Babies, puppies, kittens may be bundles of joy but they are also agents of pure chaos. They knock things over, stick their fingers where they're not supposed to, and get a taste or sniff of anything they can, all just for fun of course. Or is it "just for fun"? In the moment, it is, but this playfulness of infants also allows them to build the intuitive models of the physical world which are needed to cope with that world "seriously".
The paragraph above is not news to anyone who has witnessed the development of a young mind, but it does highlight several questions that are still cutting-edge in both cognitive science and robotics. What is an "intuitive" model of the world? How would such a thing be acquired? Roboticists add a further question -- how could such models be put to use to help robots cope with the open-ended, loosely structured world of human existence?

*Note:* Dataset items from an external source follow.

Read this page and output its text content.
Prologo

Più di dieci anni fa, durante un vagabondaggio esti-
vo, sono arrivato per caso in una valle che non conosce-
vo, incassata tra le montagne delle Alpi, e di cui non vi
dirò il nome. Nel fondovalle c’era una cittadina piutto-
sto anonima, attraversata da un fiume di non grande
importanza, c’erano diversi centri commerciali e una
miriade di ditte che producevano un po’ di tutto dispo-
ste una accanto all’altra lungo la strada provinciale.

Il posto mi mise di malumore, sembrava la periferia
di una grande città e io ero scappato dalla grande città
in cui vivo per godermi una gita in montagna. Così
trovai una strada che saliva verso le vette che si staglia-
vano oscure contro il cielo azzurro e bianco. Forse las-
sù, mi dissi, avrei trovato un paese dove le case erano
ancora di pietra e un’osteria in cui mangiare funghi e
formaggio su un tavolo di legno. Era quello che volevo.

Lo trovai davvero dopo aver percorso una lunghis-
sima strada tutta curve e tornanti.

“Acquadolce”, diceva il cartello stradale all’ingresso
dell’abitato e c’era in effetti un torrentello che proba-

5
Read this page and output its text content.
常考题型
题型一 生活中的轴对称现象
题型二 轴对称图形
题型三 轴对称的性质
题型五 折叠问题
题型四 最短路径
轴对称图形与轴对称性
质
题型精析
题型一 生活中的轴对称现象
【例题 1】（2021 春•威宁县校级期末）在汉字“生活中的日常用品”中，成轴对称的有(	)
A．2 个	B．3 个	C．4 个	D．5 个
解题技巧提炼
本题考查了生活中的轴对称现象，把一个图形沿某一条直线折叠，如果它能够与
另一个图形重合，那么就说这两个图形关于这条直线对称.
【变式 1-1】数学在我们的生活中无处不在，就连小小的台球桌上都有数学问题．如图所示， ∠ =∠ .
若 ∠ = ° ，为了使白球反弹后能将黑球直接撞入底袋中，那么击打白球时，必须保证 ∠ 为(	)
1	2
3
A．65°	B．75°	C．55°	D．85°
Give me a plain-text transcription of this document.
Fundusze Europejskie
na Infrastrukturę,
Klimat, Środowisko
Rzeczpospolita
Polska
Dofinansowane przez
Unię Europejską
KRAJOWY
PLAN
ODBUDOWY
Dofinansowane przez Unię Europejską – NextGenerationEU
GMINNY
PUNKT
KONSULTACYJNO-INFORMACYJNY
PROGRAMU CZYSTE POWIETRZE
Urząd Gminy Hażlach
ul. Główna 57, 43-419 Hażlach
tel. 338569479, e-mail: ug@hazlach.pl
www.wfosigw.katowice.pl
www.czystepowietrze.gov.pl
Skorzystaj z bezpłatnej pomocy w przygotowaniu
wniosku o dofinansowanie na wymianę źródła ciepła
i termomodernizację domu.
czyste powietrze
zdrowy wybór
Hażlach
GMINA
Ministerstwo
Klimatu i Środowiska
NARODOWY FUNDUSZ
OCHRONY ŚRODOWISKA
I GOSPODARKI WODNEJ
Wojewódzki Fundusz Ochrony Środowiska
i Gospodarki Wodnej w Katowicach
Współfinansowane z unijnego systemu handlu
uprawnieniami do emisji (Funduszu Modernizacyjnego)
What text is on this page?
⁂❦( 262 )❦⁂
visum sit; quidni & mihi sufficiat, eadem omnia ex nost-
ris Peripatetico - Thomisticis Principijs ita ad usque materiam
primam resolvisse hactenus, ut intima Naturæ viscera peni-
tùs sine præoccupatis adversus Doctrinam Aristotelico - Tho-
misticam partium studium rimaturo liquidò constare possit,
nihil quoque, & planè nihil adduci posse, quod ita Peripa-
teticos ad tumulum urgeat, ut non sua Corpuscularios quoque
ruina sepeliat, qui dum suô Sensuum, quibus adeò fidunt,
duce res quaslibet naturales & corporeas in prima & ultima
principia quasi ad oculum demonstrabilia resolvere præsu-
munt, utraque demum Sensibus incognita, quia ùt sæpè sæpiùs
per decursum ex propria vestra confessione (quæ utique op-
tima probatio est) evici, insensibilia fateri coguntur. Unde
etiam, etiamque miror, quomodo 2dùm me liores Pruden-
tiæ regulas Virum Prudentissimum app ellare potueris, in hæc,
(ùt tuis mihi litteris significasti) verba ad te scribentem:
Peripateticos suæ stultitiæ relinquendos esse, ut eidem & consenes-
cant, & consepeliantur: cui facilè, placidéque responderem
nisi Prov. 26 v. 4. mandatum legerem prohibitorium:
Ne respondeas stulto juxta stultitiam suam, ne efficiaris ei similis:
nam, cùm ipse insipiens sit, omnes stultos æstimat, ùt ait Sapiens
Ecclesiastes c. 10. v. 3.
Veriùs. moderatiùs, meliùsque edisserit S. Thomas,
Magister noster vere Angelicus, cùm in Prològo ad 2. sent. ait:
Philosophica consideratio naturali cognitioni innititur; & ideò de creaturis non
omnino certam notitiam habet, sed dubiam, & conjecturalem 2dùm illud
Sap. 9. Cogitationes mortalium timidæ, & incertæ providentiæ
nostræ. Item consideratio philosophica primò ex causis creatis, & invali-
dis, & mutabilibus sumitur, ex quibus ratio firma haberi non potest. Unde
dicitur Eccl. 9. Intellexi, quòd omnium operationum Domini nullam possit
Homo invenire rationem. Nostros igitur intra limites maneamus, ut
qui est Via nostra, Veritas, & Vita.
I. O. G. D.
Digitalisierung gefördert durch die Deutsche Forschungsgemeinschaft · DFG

In the work we summarize here we have only begun to scratch at such issues, and so a tempering of expectations is honest, necessary -- but also illustrative of both the problems we face and the methods we choose to attack them with. Let us start with the term "curiosity", or greed for the new as the Germans would say. What does it mean to be curious?
Curiosity -- as greed for new, not as strangeness -- is something that babies or kittens can have, but not rocks. That is, curiosity is a quality that an "agent" can have, that is, some being interacting in a purposeful way with its environment. In science and engineering, we interpret "purposeful way of interacting" to mean "acting in such a way so as to optimize a goal function". We can also measure information; we can measure information gain. So, in scientist/engineering terms, "curiosity" is going to mean some version of, "acting in such a way so as to maximize information gain about one's environment".
With some charity, this even seems like a workable definition of human curiosity in general, but it does obscure a complication: no agent has time to make sense of all the information the environment throws at it. Therefore, making sense of the world at any particular moment involves choosing what to look at and discarding the rest, and this human (and presumably, feline, canine etc.) ability to readjust interests remains, as far as cognitive science goes, magic. We do not have a good theory for it, we do not have a way to implement it computationally. We did not try to do it in our work either.
We therefore set our sights on a more modest goal than the open-ended human curiosity. Call it a kind of closed, "robot" curiosity if you will. Our simulated agent is given a well-defined task -- pouring a liquid from one bowl to another -- and a fixed set of "output parameters" to judge the task by -- such as, how much of the liquid reaches the destination, does the destination container move etc. The purpose of the agent is to learn how variations in manner of pouring affect the output parameters. Note, the simulated agent's purpose is not to pour well! Indeed, we want it to pour badly sometimes because mistakes can be informative of how the physical act of pouring works. Besides, no one will cry over simulated spilt milk.
And so our agent pours the liquid, from one bowl to another, in slightly different ways each time, and building a "model" of pouring as it does so. This "model" is like a collection of rules of thumb for predicting outcomes, such as "pouring from too high will produce spillage". We also allow the agent to control physical parameters of the bowls and liquid as well -- what happens if the liquid is very viscous, or very bouncy? All together, there are several billion ways of pouring that our agent could simulate, which is several billion simulations too many to be practical. This is where the "robot curiosity" kicks in.
Rather than try out all variations in pouring, or trying them randomly, the agent uses the pouring model it constructed to choose what to try next. Specifically, it looks at the model to identify where it is not too confident in making predictions -- varying the manner of pouring in those directions is likely to produce behaviors not seen before! Hence, our agent acts -- adjusts the manner of pouring and the physical parameters of the involved objects -- in ways it expects to result in more information -- new behaviors, new rules of thumb to add to its model.
With only a few hundred simulations, rather than several billion, it can arrive at such sensible prediction rules as "pouring from too high/far to the side will produce spillage" and "a viscous fluid needs time to pour out of the source container". Nothing world-shattering -- this sort of stuff is obvious to us humans. Then again, we have the benefit of a truly curious childhood and a better brain. For an agent that was not given any knowledge of pouring and had to start from scratch -- aside from the definition of possible variations and output parameters to look at of course --, ours is not doing too badly.
Much work remains to be done however. The accuracy of the agent's model depends a lot on the methods it uses to group together sets of numerical parameters under the same qualitative umbrella; loosely speaking, this is what we do when we would say someone is tall if their height is sufficiently large. Currently, this conversion between numerical sets and qualitative values is done by fixed mappings, and it should instead be learned as well. But this is a topic of a future work and, we hope, a future post here!